For each bewildering region $c$ , a cost $ϕ_{i j}$ is assigned to every link $l_{i j}$ between every two points, $(x_{i}, y_{i}, z_{i})$ and $(x_{j}, y_{j}, z_{j})$ , such that ${i, j} \in E_{c}$ and $i < j$ , as

Eq. (4)

ϕ_{i j} = (α_{i j} + β_{i j} + γ_{i j}) (α_{j i} + β_{j i} + γ_{j i})

with

Eq. (5)

α_{i j} = \frac{2}{π} | θ_{i}^{x y} - \arctan (\frac{y_{j} - y_{i}}{x_{j} - x_{i}}) | β_{i j} = 1 - \frac{\min (s_{i}, s_{j})}{\max (s_{i}, s_{j})} γ_{i j} = \frac{2}{π} | θ_{i}^{z} - \arctan (\frac{z_{j} - z_{i}}{∥ [x_{i} - x_{j}, y_{i} - y_{j}] ∥}) |

with arctan and the difference of angles mapped to the interval

[- π / 2, π / 2]

, and

θ^{x y}

and

θ^{z}

are, respectively, the orientations of the vessel in the

x y

plane and in

z

.

At this point, we shall define all configurations $C_{k} \in {C_{1}, C_{2}, \dots}$ as sets of links $l_{i j}$ subject to the following constraints:

• the set of links contains the link with the least cost ( $l_{i j} : (i, j) = {argmin}_{i, j} ϕ_{i j}$ );
• all end-points have to be linked, except points that need vessel segmentation growing to link between them;
• there is only one link by vessel segmentation growing;
• the configuration does not result in intersections or loops in the same vessel.

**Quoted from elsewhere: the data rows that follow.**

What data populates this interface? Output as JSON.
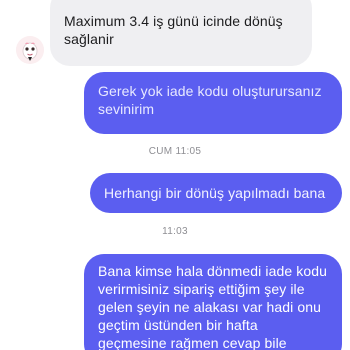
{
  "conversation": {
    "incoming": {
      "lines": [
        "Maximum 3.4 iş günü icinde dönüş",
        "sağlanir"
      ]
    },
    "outgoing_1": {
      "lines": [
        "Gerek yok iade kodu oluşturursanız",
        "sevinirim"
      ]
    },
    "timestamp_1": "CUM 11:05",
    "outgoing_2": {
      "lines": [
        "Herhangi bir dönüş yapılmadı bana"
      ]
    },
    "timestamp_2": "11:03",
    "outgoing_3": {
      "lines": [
        "Bana kimse hala dönmedi iade kodu",
        "verirmisiniz sipariş ettiğim şey ile",
        "gelen şeyin ne alakası var hadi onu",
        "geçtim üstünden bir hafta",
        "geçmesine rağmen cevap bile"
      ]
    }
  },
  "colors": {
    "outgoing_bubble": "#5b5ef0",
    "incoming_bubble": "#efeff2",
    "timestamp_text": "#8e8e93"
  },
  "icons": {
    "avatar": "sender-avatar-icon"
  }
}
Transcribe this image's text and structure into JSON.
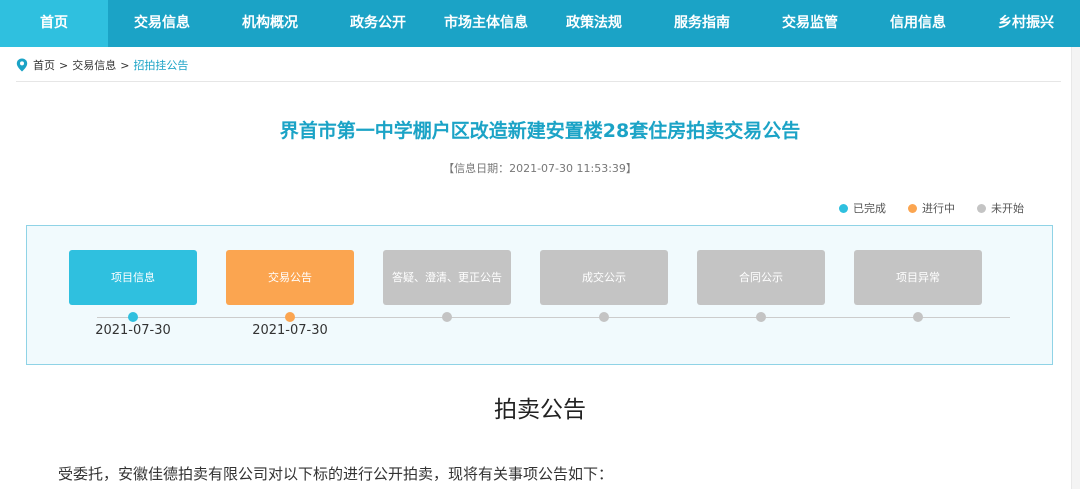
{
  "nav": {
    "items": [
      {
        "label": "首页",
        "active": true
      },
      {
        "label": "交易信息",
        "active": false
      },
      {
        "label": "机构概况",
        "active": false
      },
      {
        "label": "政务公开",
        "active": false
      },
      {
        "label": "市场主体信息",
        "active": false
      },
      {
        "label": "政策法规",
        "active": false
      },
      {
        "label": "服务指南",
        "active": false
      },
      {
        "label": "交易监管",
        "active": false
      },
      {
        "label": "信用信息",
        "active": false
      },
      {
        "label": "乡村振兴",
        "active": false
      }
    ]
  },
  "breadcrumb": {
    "icon": "location-pin-icon",
    "home": "首页",
    "sep": ">",
    "level1": "交易信息",
    "current": "招拍挂公告"
  },
  "page": {
    "title": "界首市第一中学棚户区改造新建安置楼28套住房拍卖交易公告",
    "date_text": "【信息日期：2021-07-30 11:53:39】"
  },
  "legend": [
    {
      "label": "已完成",
      "color": "#2fc0df"
    },
    {
      "label": "进行中",
      "color": "#fba550"
    },
    {
      "label": "未开始",
      "color": "#c4c4c4"
    }
  ],
  "steps": [
    {
      "label": "项目信息",
      "status": "done",
      "date": "2021-07-30"
    },
    {
      "label": "交易公告",
      "status": "active",
      "date": "2021-07-30"
    },
    {
      "label": "答疑、澄清、更正公告",
      "status": "pending",
      "date": ""
    },
    {
      "label": "成交公示",
      "status": "pending",
      "date": ""
    },
    {
      "label": "合同公示",
      "status": "pending",
      "date": ""
    },
    {
      "label": "项目异常",
      "status": "pending",
      "date": ""
    }
  ],
  "colors": {
    "nav_bg": "#1ba3c6",
    "nav_active": "#2fc0df",
    "done": "#2fc0df",
    "active": "#fba550",
    "pending": "#c4c4c4"
  },
  "announcement": {
    "heading": "拍卖公告",
    "intro": "受委托，安徽佳德拍卖有限公司对以下标的进行公开拍卖，现将有关事项公告如下："
  }
}
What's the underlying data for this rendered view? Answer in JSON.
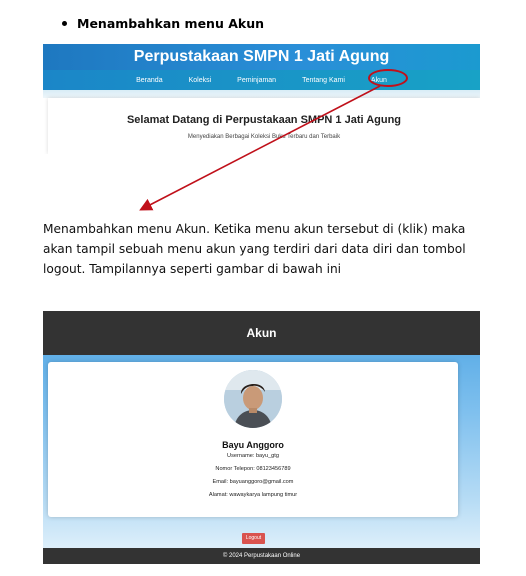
{
  "document": {
    "bullet_heading": "Menambahkan menu Akun",
    "paragraph": "Menambahkan menu Akun. Ketika menu akun tersebut di (klik) maka akan tampil sebuah menu akun yang terdiri dari data diri dan tombol logout. Tampilannya seperti gambar di bawah ini"
  },
  "screenshot1": {
    "site_title": "Perpustakaan SMPN 1 Jati Agung",
    "nav": [
      "Beranda",
      "Koleksi",
      "Peminjaman",
      "Tentang Kami",
      "Akun"
    ],
    "welcome_title": "Selamat Datang di Perpustakaan SMPN 1 Jati Agung",
    "welcome_subtitle": "Menyediakan Berbagai Koleksi Buku Terbaru dan Terbaik",
    "annotation_color": "#c0101a"
  },
  "screenshot2": {
    "header_title": "Akun",
    "avatar_icon": "user-photo",
    "name": "Bayu Anggoro",
    "username": "Username: bayu_gtg",
    "phone": "Nomor Telepon: 08123456789",
    "email": "Email: bayuanggoro@gmail.com",
    "address": "Alamat: wawaykarya lampung timur",
    "logout_label": "Logout",
    "footer": "© 2024 Perpustakaan Online",
    "header_color": "#333333",
    "logout_color": "#d9534f"
  }
}
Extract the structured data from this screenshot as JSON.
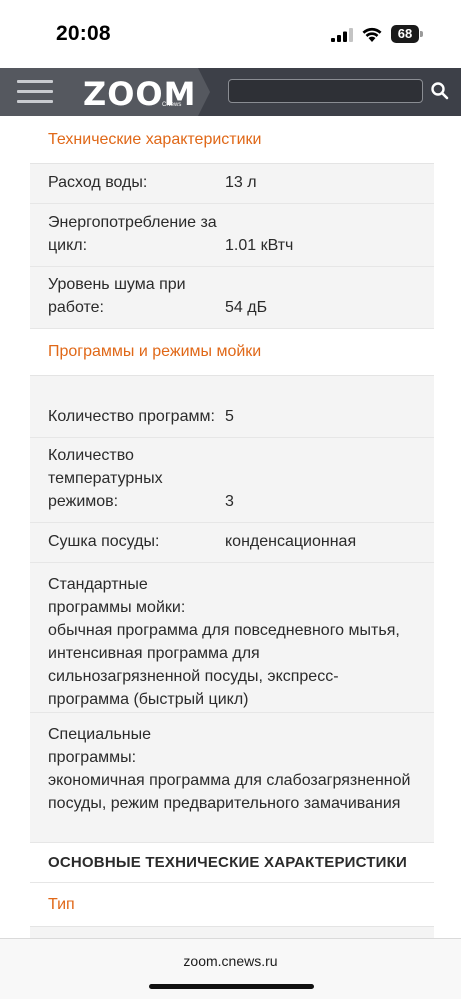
{
  "status_bar": {
    "time": "20:08",
    "battery": "68"
  },
  "header": {
    "logo": "ZOOM",
    "logo_sub": "CNews",
    "search_placeholder": "",
    "accent_color": "#e06818"
  },
  "sections": [
    {
      "title": "Технические характеристики",
      "rows": [
        {
          "key": "Расход воды:",
          "value": "13 л"
        },
        {
          "key": "Энергопотребление за цикл:",
          "value": "1.01 кВтч"
        },
        {
          "key": "Уровень шума при работе:",
          "value": "54 дБ"
        }
      ]
    },
    {
      "title": "Программы и режимы мойки",
      "rows": [
        {
          "key": "Количество программ:",
          "value": "5"
        },
        {
          "key": "Количество температурных режимов:",
          "value": "3"
        },
        {
          "key": "Сушка посуды:",
          "value": "конденсационная"
        },
        {
          "key": "Стандартные программы мойки:",
          "value": "обычная программа для повседневного мытья, интенсивная программа для сильнозагрязненной посуды, экспресс-программа (быстрый цикл)"
        },
        {
          "key": "Специальные программы:",
          "value": "экономичная программа для слабозагрязненной посуды, режим предварительного замачивания"
        }
      ]
    }
  ],
  "main_heading": "ОСНОВНЫЕ ТЕХНИЧЕСКИЕ ХАРАКТЕРИСТИКИ",
  "type_heading": "Тип",
  "url_bar": {
    "url": "zoom.cnews.ru"
  }
}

Generally, the set ${C_{1}, C_{2}, \dots}$ will enclose all possibilities for crossovers and bifurcations.

The cost of the configuration $C_{k}$ is then computed as

Eq. (6)

Φ_{k} = \sum_{(i, j) : \forall l_{i j} \in C_{k}} ϕ_{i j} .

From the group of many feasible combinations, i.e., ignoring the ones rendering loops within the same vessel, the solution presenting the lowest overall cost is chosen.

3.5.

Three-Dimensional Reconstruction

Vessel centerlines in the $x y$ plane (Sec. 3.2) are combined with the estimated vessel centerlines of Sec. 3.4 to render the 3-D skeleton on the vascular network.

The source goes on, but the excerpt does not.